Perkara yang bernomor 294 K/PDT.SUS/2012 diketok oleh Valerine JL Kriekhoff selaku hakim ketua. Adapun hakim anggota yaitu Takdir Rahmadi dan Nurul Elmiyah. Putusan ini diadili pada 28 Juni 2012 lalu setelah diproses selama 2 bulan.
Seperti diketahui, perusahaan raksasa Amerika Serikat (AS) yang bergerak dalam bidang farmasi ini dihukum oleh KPPU karena dituduh melakukan kartel bisnis obat hipertensi jenis amplodipine besylate. Keduanya dihukum membayar denda Rp 25 miliar.
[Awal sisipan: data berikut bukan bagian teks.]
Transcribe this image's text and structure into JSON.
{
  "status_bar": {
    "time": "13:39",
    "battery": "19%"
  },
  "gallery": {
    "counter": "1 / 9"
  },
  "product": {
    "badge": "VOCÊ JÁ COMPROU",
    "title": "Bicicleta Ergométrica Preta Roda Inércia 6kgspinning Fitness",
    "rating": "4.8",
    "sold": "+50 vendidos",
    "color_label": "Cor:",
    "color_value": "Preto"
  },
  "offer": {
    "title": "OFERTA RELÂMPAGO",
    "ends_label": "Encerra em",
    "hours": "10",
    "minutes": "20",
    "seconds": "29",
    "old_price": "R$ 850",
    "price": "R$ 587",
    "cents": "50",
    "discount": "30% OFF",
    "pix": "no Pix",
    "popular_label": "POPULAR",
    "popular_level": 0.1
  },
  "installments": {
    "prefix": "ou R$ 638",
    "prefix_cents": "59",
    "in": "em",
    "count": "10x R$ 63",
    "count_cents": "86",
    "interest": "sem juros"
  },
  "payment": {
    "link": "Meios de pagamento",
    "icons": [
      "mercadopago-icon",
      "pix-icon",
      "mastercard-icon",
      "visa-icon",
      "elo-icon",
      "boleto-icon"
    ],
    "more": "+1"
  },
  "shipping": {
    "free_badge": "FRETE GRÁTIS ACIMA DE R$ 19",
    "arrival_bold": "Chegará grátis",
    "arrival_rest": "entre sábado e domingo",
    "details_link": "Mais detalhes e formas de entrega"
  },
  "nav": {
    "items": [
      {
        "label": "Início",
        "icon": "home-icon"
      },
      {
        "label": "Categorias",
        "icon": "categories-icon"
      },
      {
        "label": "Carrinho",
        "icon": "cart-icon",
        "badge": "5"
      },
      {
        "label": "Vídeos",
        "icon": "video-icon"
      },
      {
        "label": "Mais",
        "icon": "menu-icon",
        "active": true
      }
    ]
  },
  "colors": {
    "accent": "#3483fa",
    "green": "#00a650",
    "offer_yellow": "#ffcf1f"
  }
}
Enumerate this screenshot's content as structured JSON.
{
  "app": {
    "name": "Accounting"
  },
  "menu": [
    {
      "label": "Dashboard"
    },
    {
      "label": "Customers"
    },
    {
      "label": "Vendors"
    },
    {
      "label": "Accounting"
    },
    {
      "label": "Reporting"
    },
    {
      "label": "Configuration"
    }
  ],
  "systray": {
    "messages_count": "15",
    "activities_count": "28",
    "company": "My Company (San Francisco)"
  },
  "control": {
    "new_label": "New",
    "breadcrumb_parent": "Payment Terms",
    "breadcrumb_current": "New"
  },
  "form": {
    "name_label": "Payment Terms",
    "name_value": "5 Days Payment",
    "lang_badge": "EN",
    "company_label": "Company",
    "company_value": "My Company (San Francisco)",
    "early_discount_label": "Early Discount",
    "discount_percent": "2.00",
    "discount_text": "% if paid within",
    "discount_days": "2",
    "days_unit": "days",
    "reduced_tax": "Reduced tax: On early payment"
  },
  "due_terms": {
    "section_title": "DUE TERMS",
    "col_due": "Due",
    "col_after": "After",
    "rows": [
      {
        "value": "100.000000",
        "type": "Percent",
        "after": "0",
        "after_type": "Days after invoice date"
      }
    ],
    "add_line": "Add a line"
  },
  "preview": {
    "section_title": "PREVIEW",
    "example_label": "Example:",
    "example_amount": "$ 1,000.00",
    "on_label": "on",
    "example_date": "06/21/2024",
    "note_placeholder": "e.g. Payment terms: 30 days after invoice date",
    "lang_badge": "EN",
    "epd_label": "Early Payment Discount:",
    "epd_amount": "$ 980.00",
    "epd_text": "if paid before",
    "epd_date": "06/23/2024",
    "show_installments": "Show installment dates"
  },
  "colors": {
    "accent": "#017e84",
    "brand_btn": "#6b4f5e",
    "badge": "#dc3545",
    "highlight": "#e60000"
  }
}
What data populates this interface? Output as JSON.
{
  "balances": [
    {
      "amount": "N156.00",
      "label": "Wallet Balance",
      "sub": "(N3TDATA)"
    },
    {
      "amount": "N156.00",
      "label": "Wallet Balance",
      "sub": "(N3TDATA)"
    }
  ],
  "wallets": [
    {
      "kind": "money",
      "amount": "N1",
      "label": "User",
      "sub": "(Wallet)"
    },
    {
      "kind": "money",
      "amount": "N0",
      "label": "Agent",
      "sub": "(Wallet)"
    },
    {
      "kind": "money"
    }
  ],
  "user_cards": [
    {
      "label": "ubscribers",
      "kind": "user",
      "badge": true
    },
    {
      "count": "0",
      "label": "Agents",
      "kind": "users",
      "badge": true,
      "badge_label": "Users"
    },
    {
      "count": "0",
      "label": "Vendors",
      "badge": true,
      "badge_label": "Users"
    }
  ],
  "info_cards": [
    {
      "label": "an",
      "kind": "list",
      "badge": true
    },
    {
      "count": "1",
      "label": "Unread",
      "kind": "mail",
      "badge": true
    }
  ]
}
Tidak terima lalu keduanya mengajukan keberatan ke Pengadilan Negeri Jakarat Pusat (PN Jakpus).
Majelis hakim PN Jakpus pada 7 September 2011 mengabulkan gugatan keberatan mereka terhadap keputusan KPPU soal harga obat hipertensi. Ketua Majelis Hakim Tjokorda Rai Suamba dalam putusannya mengatakan keputusan KPPU untuk memvonis kedua perusahaan tidak cukup alat bukti.
Soalnya, terkait dugaan kartel, majelis menilai bukti-bukti yang dimiliki KPPU tidak dapat melengkapi tuduhan bahwa kedua perusahaan tersebut melakukan kartel. Karena ada banyak pelaku usaha lain yang juga memproduksi obat hipertensi, namun perusahaan tersebut tidak dipermasalahkan oleh KPPU.